Paul McCulley, one of Pacific Investment Management Co.’s more high-profile investment managers, is the leaving the bond fund manager.
McCulley plans to leave Pimco at the end of the year and join a Philadelphia think tank as a public speaker, researcher and writer.
He plans to take some time off before joining the Global Interdependence Center, which promotes free trade and seeks to reduce global conflicts and improve worldwide living standards.
McCulley, 53, is a member of Pimco’s committee of top investment managers. He’s also a managing director and generalist portfolio manager.
He oversees funds that invest in short-term bonds, including the $11.6 billion Pimco Short-Term Fund and the $517 million Pimco Money Market Fund.
Pimco, part of German insurer Allianz SE, manages bond and other investments for pension funds, insurers and others. The company has $1.2 trillion in assets under management.
McCulley first came to Pimco in 1990 as an account manager. He left two years later for UBS Warburg, a unit of Zurich’s UBS AG, where he was chief economist for the Americas.
He returned to Pimco in 1999 as a portfolio manager.

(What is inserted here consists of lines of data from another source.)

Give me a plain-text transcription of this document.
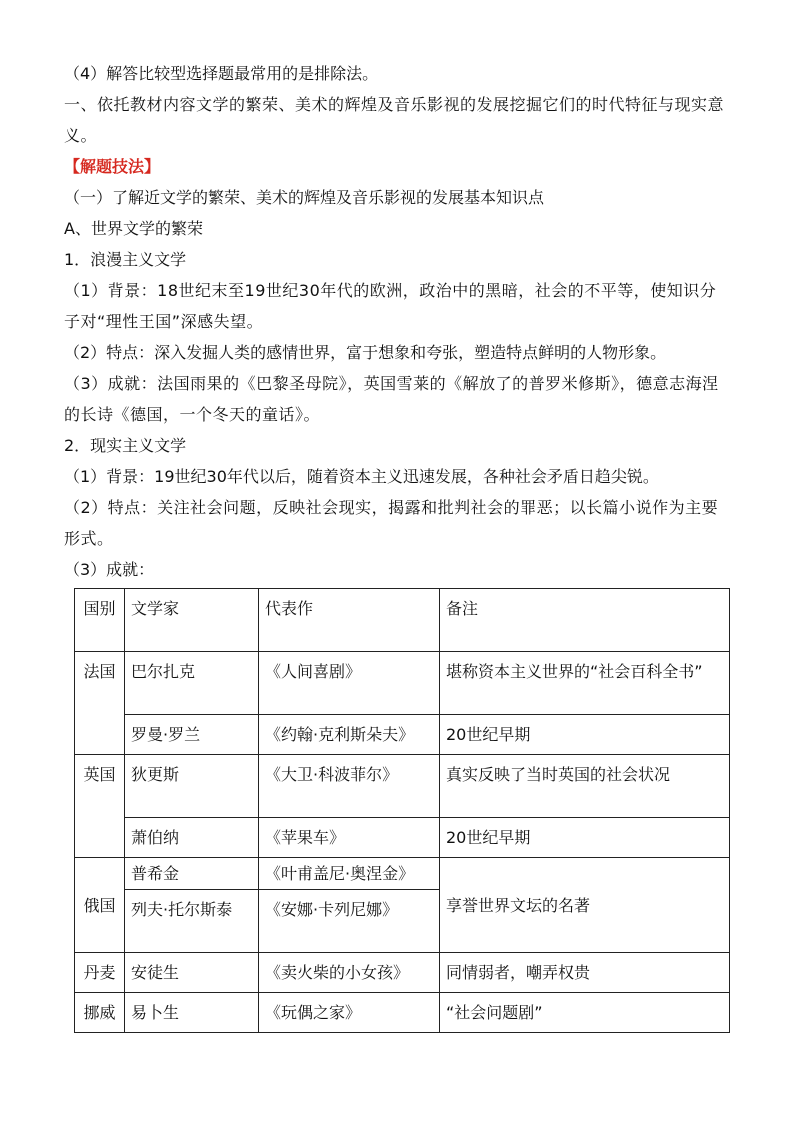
（4）解答比较型选择题最常用的是排除法。

一、依托教材内容文学的繁荣、美术的辉煌及音乐影视的发展挖掘它们的时代特征与现实意义。

【解题技法】

（一）了解近文学的繁荣、美术的辉煌及音乐影视的发展基本知识点

A、世界文学的繁荣

1．浪漫主义文学

（1）背景：18世纪末至19世纪30年代的欧洲，政治中的黑暗，社会的不平等，使知识分子对“理性王国”深感失望。

（2）特点：深入发掘人类的感情世界，富于想象和夸张，塑造特点鲜明的人物形象。

（3）成就：法国雨果的《巴黎圣母院》，英国雪莱的《解放了的普罗米修斯》，德意志海涅的长诗《德国，一个冬天的童话》。

2．现实主义文学

（1）背景：19世纪30年代以后，随着资本主义迅速发展，各种社会矛盾日趋尖锐。

（2）特点：关注社会问题，反映社会现实，揭露和批判社会的罪恶；以长篇小说作为主要形式。

（3）成就：

国别	文学家	代表作	备注
法国	巴尔扎克	《人间喜剧》	堪称资本主义世界的“社会百科全书”
	罗曼·罗兰	《约翰·克利斯朵夫》	20世纪早期
英国	狄更斯	《大卫·科波菲尔》	真实反映了当时英国的社会状况
	萧伯纳	《苹果车》	20世纪早期
俄国	普希金	《叶甫盖尼·奥涅金》	享誉世界文坛的名著
	列夫·托尔斯泰	《安娜·卡列尼娜》	
丹麦	安徒生	《卖火柴的小女孩》	同情弱者，嘲弄权贵
挪威	易卜生	《玩偶之家》	“社会问题剧”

After Co-Chief Investment Officer Bill Gross and Mohamed A. El-Erian, Pimco’s chief executive and co-chief investment officer, McCulley has been one of the public faces of the company.
McCulley, who writes monthly commentaries on central banks and monetary policy, once was cited as a potential leader of Pimco amid succession speculation a few years ago.

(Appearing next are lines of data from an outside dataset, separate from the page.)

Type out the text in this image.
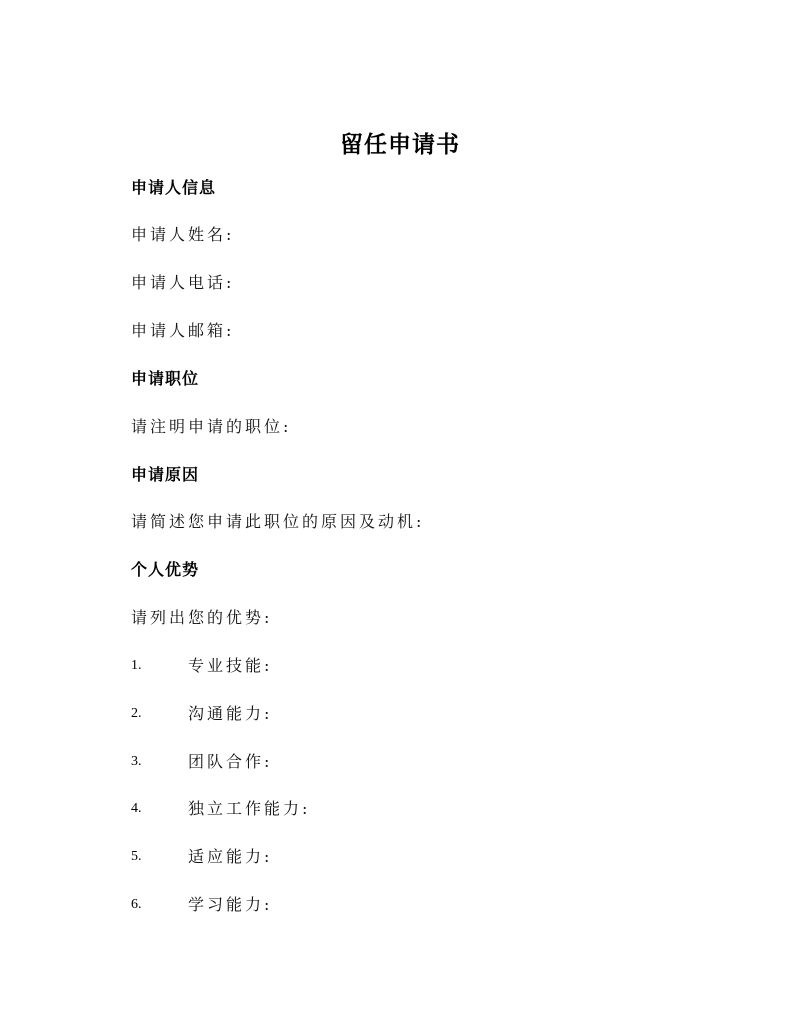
留任申请书
申请人信息
申请人姓名:
申请人电话:
申请人邮箱:
申请职位
请注明申请的职位:
申请原因
请简述您申请此职位的原因及动机:
个人优势
请列出您的优势:
1.	专业技能:
2.	沟通能力:
3.	团队合作:
4.	独立工作能力:
5.	适应能力:
6.	学习能力:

Pimco’s leadership issue was settled with El-Erian being named chief executive at start of 2009.
McCulley has been Pimco’s more notably liberal economist.

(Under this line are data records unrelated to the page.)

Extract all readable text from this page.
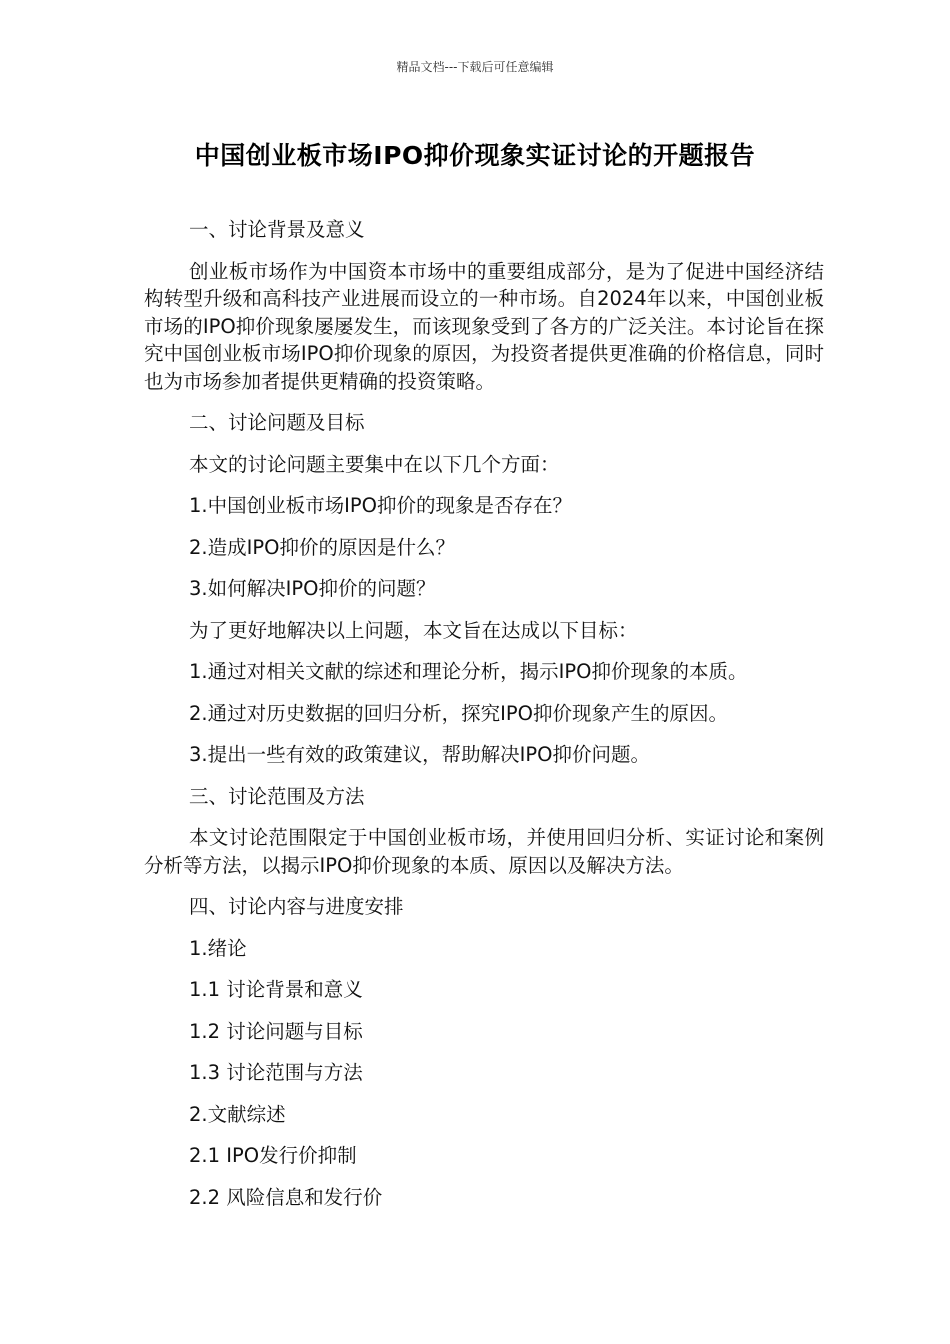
精品文档---下载后可任意编辑
中国创业板市场IPO抑价现象实证讨论的开题报告

一、讨论背景及意义

创业板市场作为中国资本市场中的重要组成部分，是为了促进中国经济结构转型升级和高科技产业进展而设立的一种市场。自2024年以来，中国创业板市场的IPO抑价现象屡屡发生，而该现象受到了各方的广泛关注。本讨论旨在探究中国创业板市场IPO抑价现象的原因，为投资者提供更准确的价格信息，同时也为市场参加者提供更精确的投资策略。

二、讨论问题及目标

本文的讨论问题主要集中在以下几个方面：

1.中国创业板市场IPO抑价的现象是否存在？

2.造成IPO抑价的原因是什么？

3.如何解决IPO抑价的问题？

为了更好地解决以上问题，本文旨在达成以下目标：

1.通过对相关文献的综述和理论分析，揭示IPO抑价现象的本质。

2.通过对历史数据的回归分析，探究IPO抑价现象产生的原因。

3.提出一些有效的政策建议，帮助解决IPO抑价问题。

三、讨论范围及方法

本文讨论范围限定于中国创业板市场，并使用回归分析、实证讨论和案例分析等方法，以揭示IPO抑价现象的本质、原因以及解决方法。

四、讨论内容与进度安排

1.绪论

1.1 讨论背景和意义

1.2 讨论问题与目标

1.3 讨论范围与方法

2.文献综述

2.1 IPO发行价抑制

2.2 风险信息和发行价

Last month, he showed support for the Federal Reserve’s controversial quantitative easing program in which the central bank is acquiring massive amounts of Treasury bonds to fee up cash and lending at banks.
A Democrat, McCulley was a counterpoint to Republican Gross, who tends to be more conservative on economic policy.
Gross and El-Erian praised McCulley in a letter to clients, according to a Bloomberg report.
McCulley “has contributed to the formulation of the firm’s economic outlook and portfolio positioning, which has helped Pimco safeguard and enhance our clients’ investment and retirement assets,” they said.
His responsibilities are set to shift to others at Pimco, according to the letter.